Minnesotans love the lakes and their lake cabins. See more in our section on the changing lakes from Mainstreet Radio.
 
JACK AND JUDY Wallschlaeger's neighbors know: when they're not home, don't try to go in and borrow a tool.

Burglers visited the Wallschlaegers, who live fulltime on Whitefish Lake after decades of weekend visits, two years ago. It wasn't bad as break-ins go. The culprits smashed a sliding glass door and got away with radio gear, a camera, and some .22 shells. The Wallschlaegers installed an alarm system soon thereafter. Jack says he feels safer now, though he hasn't caught anyone but himself.
Jack: I have inadvertently set the alarm off a few times, and usually there's somebody that comes running down the driveway with a shotgun -- "Hi, Russ. Oh, it's you."
Crow Wing County is classic lake-country burglar bait. With a year-round population of 40,000 thousand, the county draws another quarter-million visitors in the summer. Come fall, many of them leave behind cabins sitting quiet and empty 'til April. Jack Wallschlaeger, who's on the board of the Whitefish Property Owners Association, says two-thirds of the members are gone for the year. And the sheriff's in Brainerd, 20 minutes away.
Jack: We don't get a lot of protection from law enforcement up in this neck of the woods. In the summertime you may see a deputy's car once or twice a month, but, boy, in the wintertime I've never seen one around here.
The topic of cabin crime has received generous ink this fall because of the Leonard Miller case. Miller's the Minnesota resident who, frustrated by repeated burglaries, booby-trapped his Wisconsin cabin with a shotgun. It went off. Later, Miller was arrested; so was an intruder, with pellets in his legs. Crow Wing County chief deputy Dan Gottsch says Miller's action was neither admirable, nor surprising.
Gottsch: I can't condone the man's behavior. I can understand the man's behavior. I've been a victim myself. I've looked victims in the eyes for 25 years. I've seen the frustration.
Frustration is the common fruit of unsolved property crime, and Gottsch says the scope of rural burglary has widened in the past decade. In the past, thieves sold stolen items to a fence, or middleman, who then resold them to established markets. Gottsch says the fence has been replaced by the pawn industry, which has followed the rise of Indian gaming.
Gottsch: The pawnshops have become the place these people sell their wares. Years ago, a fence wouldn't buy, say, bedsheets, or antiques, or settings of china -- but a pawnshop will. Nintendo, tape recorder, take it to a pawnshop and they'll give you so much on the dollar.
Wisconsin's Barron County, where Leonard Miller set his trap, has seen a rapid rise in burglaries. Crow Wing followed a similar pattern through the late '80s and mid-'90s. Then, in 1997, the county started a two-person investigative unit focusing exclusively on property crime.
Gottsch: These officers on the prop crimes task force, they don't get child neglect, they don't get child-abuse cases. Often they don't even take the initial calls on burglary. We want them to dedicate their time to follow an investigation.
The results: a higher arrest rate, and a 20 percent decline in reported burglaries.

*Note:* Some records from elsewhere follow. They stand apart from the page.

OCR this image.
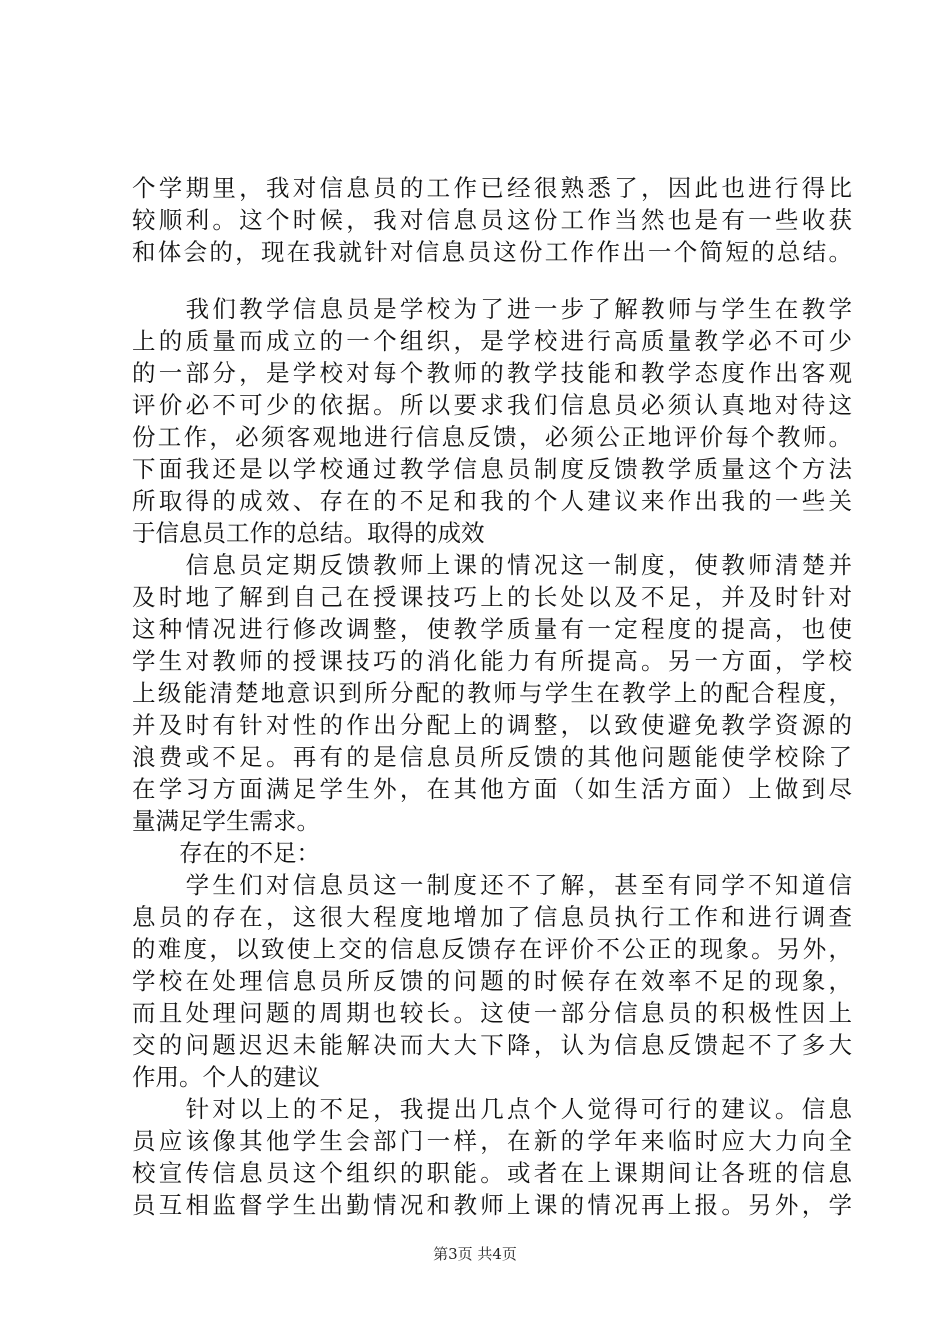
个学期里，我对信息员的工作已经很熟悉了，因此也进行得比
较顺利。这个时候，我对信息员这份工作当然也是有一些收获
和体会的，现在我就针对信息员这份工作作出一个简短的总结。
　　我们教学信息员是学校为了进一步了解教师与学生在教学
上的质量而成立的一个组织，是学校进行高质量教学必不可少
的一部分，是学校对每个教师的教学技能和教学态度作出客观
评价必不可少的依据。所以要求我们信息员必须认真地对待这
份工作，必须客观地进行信息反馈，必须公正地评价每个教师。
下面我还是以学校通过教学信息员制度反馈教学质量这个方法
所取得的成效、存在的不足和我的个人建议来作出我的一些关
于信息员工作的总结。取得的成效
　　信息员定期反馈教师上课的情况这一制度，使教师清楚并
及时地了解到自己在授课技巧上的长处以及不足，并及时针对
这种情况进行修改调整，使教学质量有一定程度的提高，也使
学生对教师的授课技巧的消化能力有所提高。另一方面，学校
上级能清楚地意识到所分配的教师与学生在教学上的配合程度，
并及时有针对性的作出分配上的调整，以致使避免教学资源的
浪费或不足。再有的是信息员所反馈的其他问题能使学校除了
在学习方面满足学生外，在其他方面（如生活方面）上做到尽
量满足学生需求。
　　存在的不足：
　　学生们对信息员这一制度还不了解，甚至有同学不知道信
息员的存在，这很大程度地增加了信息员执行工作和进行调查
的难度，以致使上交的信息反馈存在评价不公正的现象。另外，
学校在处理信息员所反馈的问题的时候存在效率不足的现象，
而且处理问题的周期也较长。这使一部分信息员的积极性因上
交的问题迟迟未能解决而大大下降，认为信息反馈起不了多大
作用。个人的建议
　　针对以上的不足，我提出几点个人觉得可行的建议。信息
员应该像其他学生会部门一样，在新的学年来临时应大力向全
校宣传信息员这个组织的职能。或者在上课期间让各班的信息
员互相监督学生出勤情况和教师上课的情况再上报。另外，学
第3页 共4页
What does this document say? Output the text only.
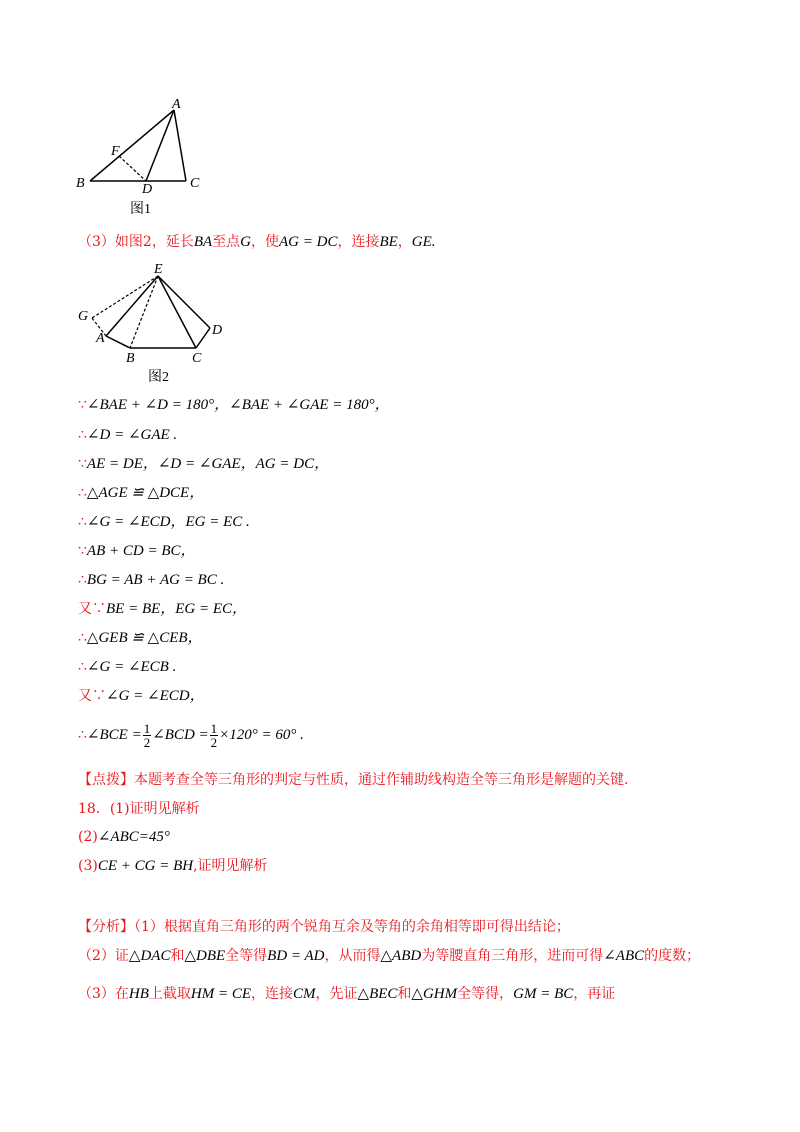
A
B	C
D
F
图1
（3）如图2，延长BA至点G，使AG = DC，连接BE，GE.
E
G
A
B	C
D
图2
∵∠BAE + ∠D = 180°，∠BAE + ∠GAE = 180°，
∴∠D = ∠GAE .
∵AE = DE，∠D = ∠GAE，AG = DC，
∴△AGE ≌ △DCE，
∴∠G = ∠ECD，EG = EC .
∵AB + CD = BC，
∴BG = AB + AG = BC .
又∵BE = BE，EG = EC，
∴△GEB ≌ △CEB，
∴∠G = ∠ECB .
又∵∠G = ∠ECD，
∴∠BCE = $\frac{1}{2}$ ∠BCD = $\frac{1}{2} \times 120^\circ = 60^\circ$ .
【点拨】本题考查全等三角形的判定与性质，通过作辅助线构造全等三角形是解题的关键.
18．(1)证明见解析
(2)∠ABC=45°
(3)CE + CG = BH,证明见解析
【分析】（1）根据直角三角形的两个锐角互余及等角的余角相等即可得出结论；
（2）证△DAC和△DBE全等得BD = AD，从而得△ABD为等腰直角三角形，进而可得∠ABC的度数；
（3）在HB上截取HM = CE，连接CM，先证△BEC和△GHM全等得，GM = BC，再证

Also claiming responsibility for these numbers is the home-security industry. Open the Brainerd Yellow Pages and you'll find no fewer than nine companies. At one of them, Total Security, president Doug Button demonstrates a system that'll sound an alarm, then call local authorities automatically.

The system purchase and installation costs several thousand dollars, plus a monthly monitoring fee. Pay more and it'll also turn on your furnace, lights, raise or lower your window shades, take phone messages and start the music on your stereo. Button says the only problem is, these alarms are triggered by movement. And not every movement is a burglar.
Button: Even natural things, a curtain blowing from a furnace duct, it could be an animal -- rodents, even a little spider making a web in front of a motion detector, if he crawls across the lens that'll set it off.
In the summer, Crow Wing County deputies respond to three or four false alarms a day, sometimes driving 20 minutes each way. Button says the systems are improving as quickly as technology allows. That's not fast enough for the Crow Wing County Board, which recently instituted a penalty. Alarm owners get one freebie; after that, it's a $100 fine per false alarm.